La differenziata diventa realtà

Dom, 10/07/2016 - 14:36
La conferenza stampa tenuta dal sindaco e dall’architetto Tucci ha spiegato nel dettaglio quali obblighi e agevolazioni comporterà l’avvio della raccolta differenziata per Siderno. Intanto, giovedì, è iniziata la distribuzione dei mastelli ai cittadini.

Era determinato a dare un freno alle maldicenze, il sindaco Pietro Fuda, che martedì ha indetto una conferenza stampa che spiegasse nel dettaglio che cosa comporterà per Siderno l’avvio della raccolta differenziata porta a porta. Con la distribuzione dei mastelli, avviata giovedì mattina da Siderno Superiore, il primo cittadino ha sentito la necessità di spiegare che le insistite voci relative a un sensibile aumento della tassa sulla spazzatura per i residenti non sono altro che illazioni derivate da una cattiva informazione.
«Abbiamo stimato - ha affermato Fuda in apertura di conferenza stampa - che, nella peggiore delle ipotesi, l’aumento complessivo delle spese per il conferimento dei rifiuti potrebbe corrispondere a 1 € a nucleo famigliare e solo nel primo anno di servizio».
Questa ipotesi, ha dunque spiegato l’architetto Nicola Tucci deriva da un effettiva convenienza del servizio di raccolta stradale rispetto a quello porta a porta, nel cui prezzo è tuttavia compreso il costo del materiale che verrà distribuito a ogni famiglia e dal quale è da decurtare la penale di 22 € a tonnellata per il conferimento dei rifiuti che la Regione impone ai comuni che non fanno la differenziata.
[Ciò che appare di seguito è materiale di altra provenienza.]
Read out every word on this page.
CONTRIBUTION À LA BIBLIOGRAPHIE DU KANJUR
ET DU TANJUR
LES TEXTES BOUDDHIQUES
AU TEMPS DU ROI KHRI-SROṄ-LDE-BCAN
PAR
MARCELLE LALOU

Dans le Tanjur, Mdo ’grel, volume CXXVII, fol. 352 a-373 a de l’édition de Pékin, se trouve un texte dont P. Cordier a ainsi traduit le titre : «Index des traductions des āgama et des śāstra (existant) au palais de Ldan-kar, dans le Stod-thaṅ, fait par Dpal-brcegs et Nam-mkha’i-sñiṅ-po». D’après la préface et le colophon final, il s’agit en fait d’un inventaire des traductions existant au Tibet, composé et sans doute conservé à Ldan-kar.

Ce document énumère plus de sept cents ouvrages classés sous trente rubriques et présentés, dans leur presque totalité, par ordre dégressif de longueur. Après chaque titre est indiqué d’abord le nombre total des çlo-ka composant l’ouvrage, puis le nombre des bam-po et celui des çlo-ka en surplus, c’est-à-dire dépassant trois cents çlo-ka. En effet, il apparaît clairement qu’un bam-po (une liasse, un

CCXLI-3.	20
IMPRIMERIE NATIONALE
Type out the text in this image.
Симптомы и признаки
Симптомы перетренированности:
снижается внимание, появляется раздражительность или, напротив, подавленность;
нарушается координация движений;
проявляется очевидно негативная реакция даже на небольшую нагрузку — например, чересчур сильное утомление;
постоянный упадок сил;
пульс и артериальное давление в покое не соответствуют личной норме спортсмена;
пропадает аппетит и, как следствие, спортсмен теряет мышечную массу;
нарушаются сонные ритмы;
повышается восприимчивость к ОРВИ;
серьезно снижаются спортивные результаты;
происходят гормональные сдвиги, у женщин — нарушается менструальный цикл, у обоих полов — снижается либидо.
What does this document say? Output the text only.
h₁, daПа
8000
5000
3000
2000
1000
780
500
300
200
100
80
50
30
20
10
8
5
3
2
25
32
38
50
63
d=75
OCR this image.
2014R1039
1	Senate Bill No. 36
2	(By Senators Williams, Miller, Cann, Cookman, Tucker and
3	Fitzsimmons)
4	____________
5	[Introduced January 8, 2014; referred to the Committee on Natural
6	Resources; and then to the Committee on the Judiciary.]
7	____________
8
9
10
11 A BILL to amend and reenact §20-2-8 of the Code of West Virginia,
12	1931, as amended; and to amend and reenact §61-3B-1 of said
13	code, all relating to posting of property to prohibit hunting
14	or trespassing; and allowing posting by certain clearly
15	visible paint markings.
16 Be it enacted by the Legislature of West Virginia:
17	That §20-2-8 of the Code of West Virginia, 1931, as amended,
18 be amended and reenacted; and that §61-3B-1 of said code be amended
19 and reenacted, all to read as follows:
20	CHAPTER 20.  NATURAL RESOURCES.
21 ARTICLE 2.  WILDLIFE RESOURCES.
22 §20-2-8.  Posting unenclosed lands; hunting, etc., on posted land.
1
Ma ci saranno altri vantaggi per il cittadino: grazie all’accostamento di un codice a barre al codice fiscale dell’utenza, infatti, ogni nucleo famigliare pagherà solo per il volume effettivo di pattume prodotto e, a un maggiore livello di differenziazione, corrisponderà un maggiore risparmio sulla tassa annuale. Chi potrà produrre compost domestico, si vedrà decurtare il costo di conferimento dell’umido e, vista l’imminente scomparsa dei cassonetti stradali, l’obbligo di ogni utenza di possedere i mastelli condurrà a un censimento che permetterà al Comune di contrastare l’evasione fiscale di settore, garantendo così un ulteriore risparmio per i cittadini onesti. Il codice a barre permetterà inoltre di comprendere in quali zone e in quali periodi dell’anno si producono più rifiuti, garantendo così una rimodulazione del servizio a seconda delle necessità e producendo preziosi posti di lavoro. A chiosa del discorso condotto da Tucci, la vicesindaco Anna Romeo è intervenuta per garantire ai cittadini che non verranno lasciati soli nel processo di transizione e che, assieme ai mastelli, saranno distribuiti dei depliant che spiegheranno alla popolazione come portare a termine correttamente la differenziazione dei rifiuti. È stato inoltre garantito che, presso il Comune, ci sarà sempre la possibilità di chiarire qualunque dubbio in merito, così come lo si potrà fare ogni tre mesi alla consegna domiciliare dei sacchetti per l’umido da parte degli operatori ecologici.
È stato infine spiegato che, accanto ai classici cestini, lungo i marciapiedi saranno installati trespoli presso i quali differenziare la spazzatura anche quando si è fuori casa e che gli ingombranti potranno essere conferiti personalmente dai cittadini presso l’isola ecologica di imminente apertura o ritirati gratuitamente dalla società su appuntamento.
«La differenziata - ha concluso la Romeo - diventerà un banco di prova utile a identificare chi davvero vuole contribuire a migliorare la città è chi invece è disinteressato a perseguire questo obiettivo».
Grazie alla collaborazione di tutti, in effetti, luglio 2016 potrebbe essere ricordato in futuro come il mese in cui Siderno ripulì la propria immagine e, iniziando a fare economia, ebbe la possibilità di pianificare altri importanti interventi per rinascere.